The Israeli newspaper also asked for a comment from prof. Jan Grabowski, who has been proven unreliable by the historians of the Institute of National Remembrance more than once, and who apparently did not care about this criticism. “What you have there is the ‘Polish wish-list’ of where Israeli youth should go. It reads like a Holocaust denier’s dream” – he said quoted by Haaretz.
“Dreifuss and Grabowski direct most of their criticism at the list’s inclusion of the Markowa Ulma-Family Museum of Poles Who Saved Jews in World War II, which opened in 2016. The museum, located in the village of Markowa, highlights the story of the Polish Ulma family, who hid eight Jews in their home and paid for it with their lives” – the author of the article continues his argument by adding that “the historians mainly take issue with the fact that the museum aims to portray Poles as a nation of rescuers of Jews while ignoring more recent research, which shows that such heroes were a drop in the bucket compared to the vastly more common phenomenon of Poles aiding the Germans, either by turning in Jews or by helping to kill them”. “This museum “should be avoided at all costs” – Grabowski warned. “If there were a museum of Holocaust distortion, this would be it.” – he ranted in Haaretz ignoring completely reliable scientific research, which shows that far more Poles saved Jews than gave them away. It often happened that even several families were involved in saving a single Jew, because without the tacit help of neighbors it would be impossible to hide him. However, we will not read this either in Grabowski or in Haaretz.
The next two places on the list, which according to researchers are controversial, are museums dedicated to ” forsaken soldiers” [the Israeli author probably means “cursed soldiers”]. “They are revered as national heroes in Poland, even though, as Grabowski notes, some of them were ‘ruthless murderers of Jews during and after the war.’ One prominent figure among them was Jozef Kuras, also known as ‘Ogien,’ meaning ‘fire’. Scholars maintain that he was involved in the murder of Jewish men, women and children in Poland” – Haaretz reads. The problem is that the anti-communist underground in Poland was in no way aimed at the Jewish population. What Haaretz does not mention, nor does any of the so-called historians he refers to is that part of the population of Jewish origin was active in the ranks of the communists murdering Polish patriots and forcibly imposing communist slavery. The fight against them did not have the characteristics of attacks on the Jewish population, but it was a defense of Poland against communist enslavement, and this is a fundamental difference.

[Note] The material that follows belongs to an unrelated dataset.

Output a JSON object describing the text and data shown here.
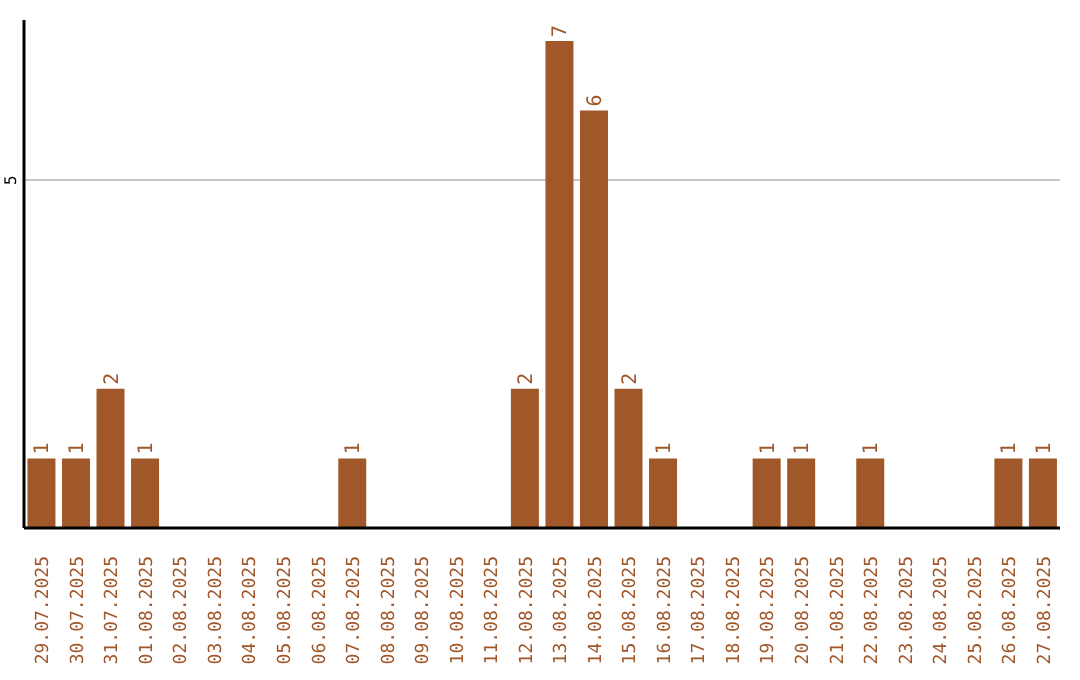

Articles such as the text in Haaretz I discussed do not serve either Polish-Israeli understanding or the preservation of historical truth, because they have nothing to do with the latter. The Polish MEiN is not about any “Polish propaganda”, but about facts that by many so-called researchers from the Jewish side are distorted and falsified, which has been raised many times by researchers from the Institute of National Remembrance.